The early diagnosis of OC is of great importance to increase the survival of the patients.19, 20, 21 It is still unclear whether ADAM9 can serve as potential diagnostic biomarker for OC. In this study, we further explored the potential diagnostic value of ADAM9 using fresh OC tissues. We found the expression level of ADAM9 was markedly decreased in the OC tissue samples compared with the normal controls, and ROC analysis confirmed that ADAM9 can distinguish the OC tumor tissue from the adjacent non‐tumorous tissue. These results suggested that ADAM9 may serve as potential diagnostic marker for OC.

Previous studies also suggested that ADAM9 may function as prognostic marker in different diseases. For example, Fan et al found that ADAM9 may act as a prognostic marker in lower‐grade gliomas22; Kossmann et al suggested that the high expression level of ADAM9 may indicate poor prognosis in lung adenocarcinoma.23 However, the potential roles of ADAM9 in OC have not yet been discussed. In the present study, we found that both the OS and the DFS of OC patients with significantly lower in the ADAM9 positive group compared with the ADAM9 negative group. These results suggested that ADAM9 may serve as a prognostic marker for OC, which may be beneficial for the treatment of the disease.

Our study has limitations.
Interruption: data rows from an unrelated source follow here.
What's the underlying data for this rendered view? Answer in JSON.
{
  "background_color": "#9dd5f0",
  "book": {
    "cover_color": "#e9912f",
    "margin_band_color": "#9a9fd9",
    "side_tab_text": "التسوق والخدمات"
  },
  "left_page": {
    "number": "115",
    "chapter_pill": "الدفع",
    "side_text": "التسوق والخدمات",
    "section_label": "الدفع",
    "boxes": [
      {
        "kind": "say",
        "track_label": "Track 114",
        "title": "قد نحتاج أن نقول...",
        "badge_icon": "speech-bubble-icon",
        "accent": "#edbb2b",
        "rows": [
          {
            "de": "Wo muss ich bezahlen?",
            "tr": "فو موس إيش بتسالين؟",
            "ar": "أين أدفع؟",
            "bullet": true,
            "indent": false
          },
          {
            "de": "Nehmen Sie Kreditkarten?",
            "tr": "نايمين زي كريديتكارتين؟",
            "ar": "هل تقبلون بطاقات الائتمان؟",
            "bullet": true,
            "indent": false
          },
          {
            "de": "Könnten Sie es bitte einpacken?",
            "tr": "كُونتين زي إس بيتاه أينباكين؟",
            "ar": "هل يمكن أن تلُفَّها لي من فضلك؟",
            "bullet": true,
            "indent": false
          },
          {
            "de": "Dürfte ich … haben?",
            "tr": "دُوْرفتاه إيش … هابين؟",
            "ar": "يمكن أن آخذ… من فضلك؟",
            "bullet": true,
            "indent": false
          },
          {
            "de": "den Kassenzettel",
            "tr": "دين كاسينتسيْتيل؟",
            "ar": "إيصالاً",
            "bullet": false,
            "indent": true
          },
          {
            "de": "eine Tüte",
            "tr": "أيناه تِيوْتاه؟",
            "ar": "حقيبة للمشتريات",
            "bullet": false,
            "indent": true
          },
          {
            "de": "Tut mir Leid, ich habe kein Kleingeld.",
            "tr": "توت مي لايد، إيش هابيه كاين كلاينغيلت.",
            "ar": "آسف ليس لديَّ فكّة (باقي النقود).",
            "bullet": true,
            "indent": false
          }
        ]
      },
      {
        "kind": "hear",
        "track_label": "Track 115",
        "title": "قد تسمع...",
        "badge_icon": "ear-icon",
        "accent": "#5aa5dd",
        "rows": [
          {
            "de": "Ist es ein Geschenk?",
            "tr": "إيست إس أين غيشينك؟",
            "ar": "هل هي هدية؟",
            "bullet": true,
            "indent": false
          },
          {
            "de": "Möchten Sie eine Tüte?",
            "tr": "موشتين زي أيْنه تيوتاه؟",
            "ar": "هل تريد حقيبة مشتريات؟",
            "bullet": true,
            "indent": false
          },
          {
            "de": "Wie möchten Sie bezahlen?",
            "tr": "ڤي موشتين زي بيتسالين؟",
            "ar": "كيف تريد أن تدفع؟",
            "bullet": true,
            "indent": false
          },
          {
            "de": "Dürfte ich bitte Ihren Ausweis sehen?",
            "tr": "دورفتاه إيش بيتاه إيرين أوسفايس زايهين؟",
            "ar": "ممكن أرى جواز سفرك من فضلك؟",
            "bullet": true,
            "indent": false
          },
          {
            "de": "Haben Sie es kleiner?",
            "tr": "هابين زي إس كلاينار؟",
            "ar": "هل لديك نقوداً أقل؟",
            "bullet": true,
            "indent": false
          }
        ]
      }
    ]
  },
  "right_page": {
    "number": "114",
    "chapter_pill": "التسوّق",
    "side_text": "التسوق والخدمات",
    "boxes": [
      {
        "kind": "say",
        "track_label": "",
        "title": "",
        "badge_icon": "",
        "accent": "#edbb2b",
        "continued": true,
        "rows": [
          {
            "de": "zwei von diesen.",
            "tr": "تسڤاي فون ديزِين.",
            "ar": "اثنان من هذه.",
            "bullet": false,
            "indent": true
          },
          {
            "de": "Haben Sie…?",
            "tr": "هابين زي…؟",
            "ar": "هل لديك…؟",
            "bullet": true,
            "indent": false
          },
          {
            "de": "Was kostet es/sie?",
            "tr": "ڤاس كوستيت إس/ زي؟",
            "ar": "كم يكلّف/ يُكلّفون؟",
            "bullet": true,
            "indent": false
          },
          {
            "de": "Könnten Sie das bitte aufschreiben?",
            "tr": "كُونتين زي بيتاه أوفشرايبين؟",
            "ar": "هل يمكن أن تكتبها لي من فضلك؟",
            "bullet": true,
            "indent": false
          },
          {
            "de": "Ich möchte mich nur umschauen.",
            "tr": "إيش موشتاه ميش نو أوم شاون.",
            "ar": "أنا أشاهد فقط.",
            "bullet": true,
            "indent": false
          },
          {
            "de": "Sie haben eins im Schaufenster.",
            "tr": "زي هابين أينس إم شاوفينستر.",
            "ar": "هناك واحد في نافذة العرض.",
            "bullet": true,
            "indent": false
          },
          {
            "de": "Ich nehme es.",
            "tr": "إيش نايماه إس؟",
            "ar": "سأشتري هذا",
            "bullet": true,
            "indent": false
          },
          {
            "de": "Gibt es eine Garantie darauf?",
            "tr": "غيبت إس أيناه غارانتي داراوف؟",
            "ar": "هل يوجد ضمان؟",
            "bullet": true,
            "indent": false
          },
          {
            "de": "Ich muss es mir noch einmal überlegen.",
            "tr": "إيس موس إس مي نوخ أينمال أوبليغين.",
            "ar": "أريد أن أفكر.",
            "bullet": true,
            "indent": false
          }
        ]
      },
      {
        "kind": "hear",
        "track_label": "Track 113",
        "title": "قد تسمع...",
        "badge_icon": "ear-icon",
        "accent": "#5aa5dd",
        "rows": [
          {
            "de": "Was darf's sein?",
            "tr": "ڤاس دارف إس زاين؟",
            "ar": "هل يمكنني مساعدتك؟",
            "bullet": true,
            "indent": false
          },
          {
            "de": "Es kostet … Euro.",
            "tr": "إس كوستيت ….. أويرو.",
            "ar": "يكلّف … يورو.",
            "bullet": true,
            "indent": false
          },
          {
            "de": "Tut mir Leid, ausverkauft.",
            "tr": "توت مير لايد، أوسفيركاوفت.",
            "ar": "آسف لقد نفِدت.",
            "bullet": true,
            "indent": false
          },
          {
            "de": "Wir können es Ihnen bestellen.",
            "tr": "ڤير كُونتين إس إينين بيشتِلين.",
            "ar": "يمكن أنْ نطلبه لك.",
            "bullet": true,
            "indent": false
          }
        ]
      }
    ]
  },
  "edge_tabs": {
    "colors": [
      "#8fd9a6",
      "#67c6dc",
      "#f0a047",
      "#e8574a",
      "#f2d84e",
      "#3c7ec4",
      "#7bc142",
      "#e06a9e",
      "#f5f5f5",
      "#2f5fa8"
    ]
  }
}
First, because of ethical issues, we only collected 30 fresh OC tissue samples, and the results should be investigated with larger samples size in future studies; second, the underlying mechanism of ADAM9 in OC as an oncogene should be further explored by cellular and animal studies.

In summary, we found that ADAM9 was up‐regulated in OC, and we first reported that ADAM9 may serve as potential diagnostic and prognostic marker for OC. Our data have provided new evidence for the potential application of examining the expression level of ADAM9 for the early diagnosis and treatment OC.